エロくて下品で豪快な「政界のドン」ベルルスコーニが逝く

Death of the “Teflon Don”

2023年6月20日(火)13時10分
バービー・ラッツァ・ナドー(ジャーナリスト、ローマ在住)

近年のベルルスコーニは、心疾患で入退院を繰り返し、新型コロナウイルス感染症にも早い時期に感染して、一時は重症に陥った。

09年には、選挙集会で支持者にサインしているとき、ミラノ大聖堂のレプリカを顔に投げ付けられ、鼻の骨を折る大ケガをした。

白血病と診断されたのは今年4月のこと。

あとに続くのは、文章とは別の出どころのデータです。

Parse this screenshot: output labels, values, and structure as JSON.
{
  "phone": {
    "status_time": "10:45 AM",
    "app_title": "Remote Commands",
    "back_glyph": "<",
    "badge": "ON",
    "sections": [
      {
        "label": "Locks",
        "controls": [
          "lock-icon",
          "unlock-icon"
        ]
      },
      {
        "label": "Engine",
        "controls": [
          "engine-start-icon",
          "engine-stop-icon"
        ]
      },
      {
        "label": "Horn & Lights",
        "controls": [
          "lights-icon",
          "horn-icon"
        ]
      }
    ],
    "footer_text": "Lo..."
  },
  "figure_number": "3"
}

それでも晩年まで精力的に政治活動を続け、昨年の選挙では、上院議員に当選している。

だが、ドイツのアンゲラ・メルケル首相(当時)を「色気ゼロ」と揶揄したり、黒人のオバマを「よく日焼けしている」と評するなど(本人は褒め言葉だと言い張ったが)、後世には、失言やスキャンダルにまみれた政治家として記憶される可能性が高い。

6月14日、北部ミラノの大聖堂でベルルスコーニの国葬が執り行われたが、現在のイタリアの破滅的な経済状態や、法令遵守精神の欠如は、ベルルスコーニ時代に起因すると批判する声も少なくない。

ベルルスコーニを、政治家として記憶するに値しない人物と言いたくなるのは分かる。だが、記憶から簡単に抹消するには、あまりにも金持ちで豪快な人物だった。